We watched on television just a few days ago how the people of a state who had previously overwhelmingly voted for a governor almost lynched the same man when he spoke against the convocation of a National Conference. To be sure, their action was condemnable and I totally condemn it. I feel that the collective audience at that gathering ought to tender an apology to that particular governor because irrespective of their feelings, the office must be respected. But there is a lesson to be learned there-a leader that does not have his people following him is only taking a walk.
And many opposition leaders are merely taking a walk in their opposition to the National Conference idea. For one, it is hard to take a leader serious after he had advocated for dialogue with the terrorist Boko Haram sect only to turn round to advocate against Nigerian dialoguing together. Such a leader is not a progressive. The proper term for such a leader is pro-aggressive!
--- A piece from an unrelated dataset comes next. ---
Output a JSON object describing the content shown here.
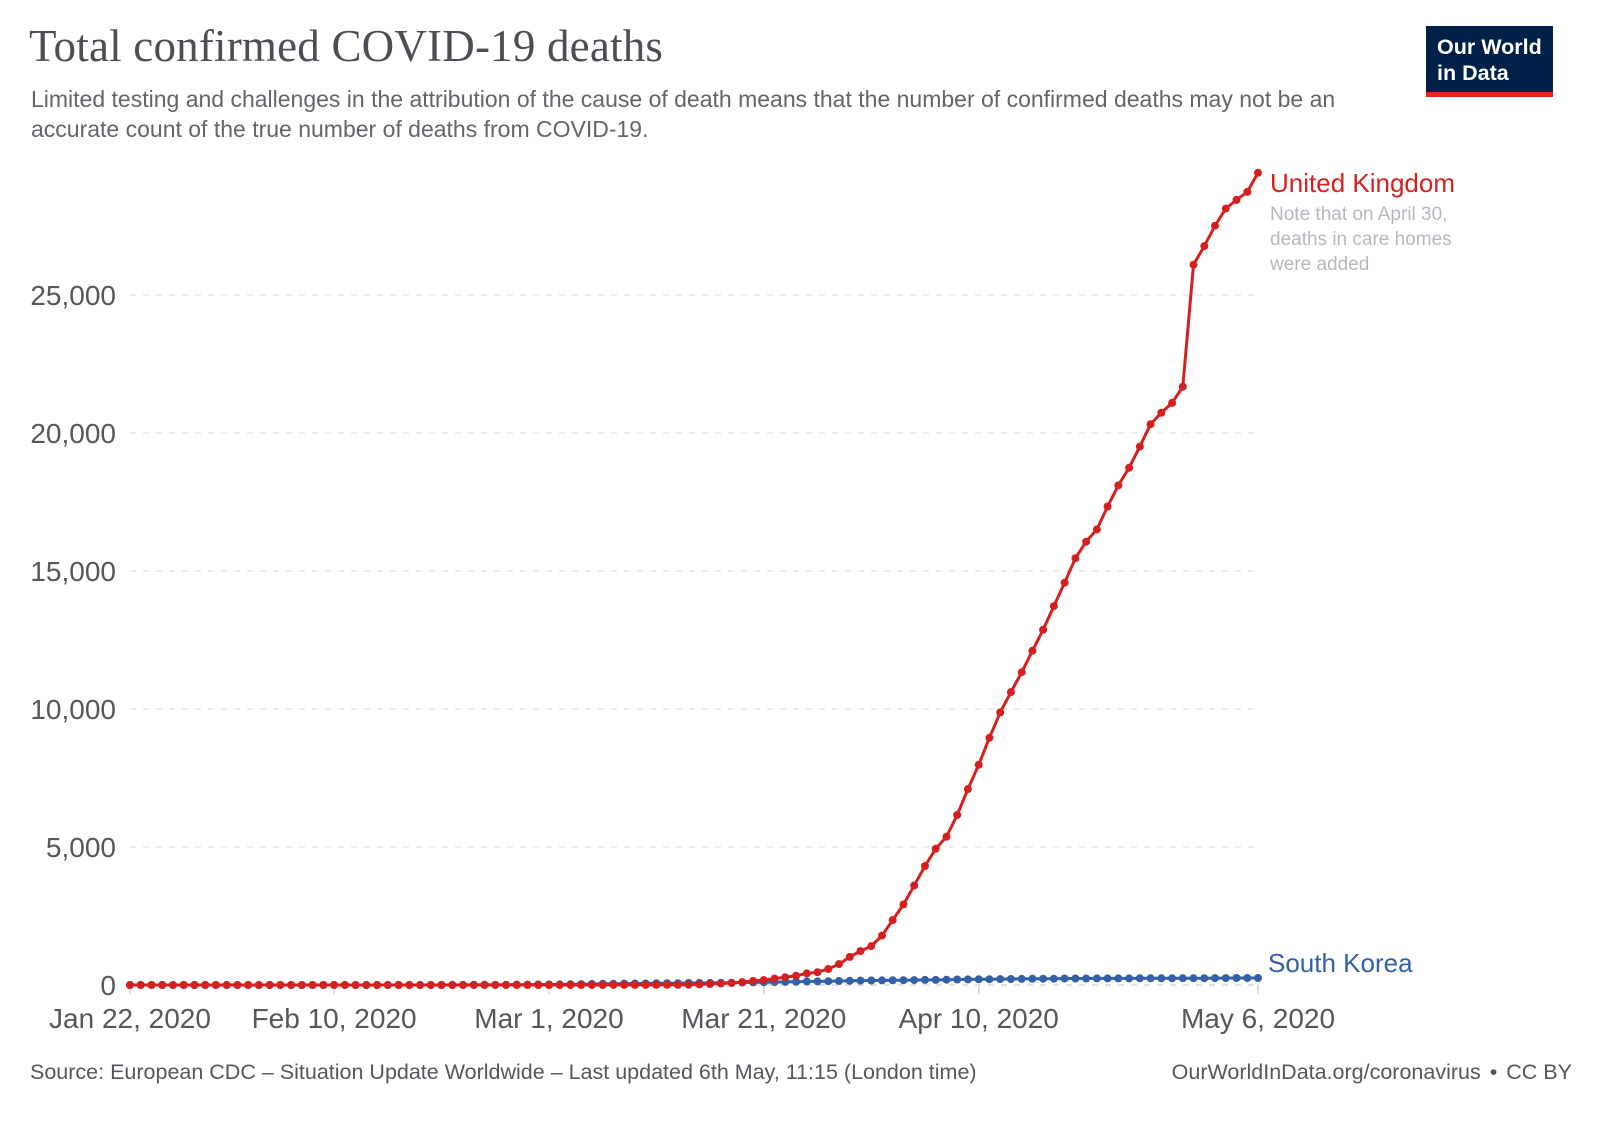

And those who are afraid that a National Conference will lead to the dismemberment of Nigeria have proven that they are, like Maja-Pearce, bad students of history. It is precisely those multi-ethnic nations with tensions and who refused to hold national conferences that ended up dividing. That was the case with the original India, which broke up into India, Pakistan and Bangladesh. That was the case with Sudan which broke up into North and South Sudan. And that was the case with the Soviet Union, which first broke up into the Commonwealth of Independent States which eventually became nine separate nations.
However, history records that instead of breaking up, those states which held National Conferences added territory to their nations. For instance, before India had her own National Conference she was being torn apart with Pakistan and Bangladesh breaking away, but after India’s leaders had a change of heart in 1956 (as President Jonathan has now done) and convoked a National Conference, the reverse became the case. Rather than lose territory, India gained territory with Goa becoming a part of India in 1961.
The idea of a National Conference is a serious matter and should not be trifled with lightly. National cohesion is the objective here and quite truthfully, the idea need not be protected from the likes of Maja-Pearce and those he represents because as history has proven time and again, nothing can stop an idea whose time has come.
B. Reno Omokri is Special Assistant on New Media to President Jonathan.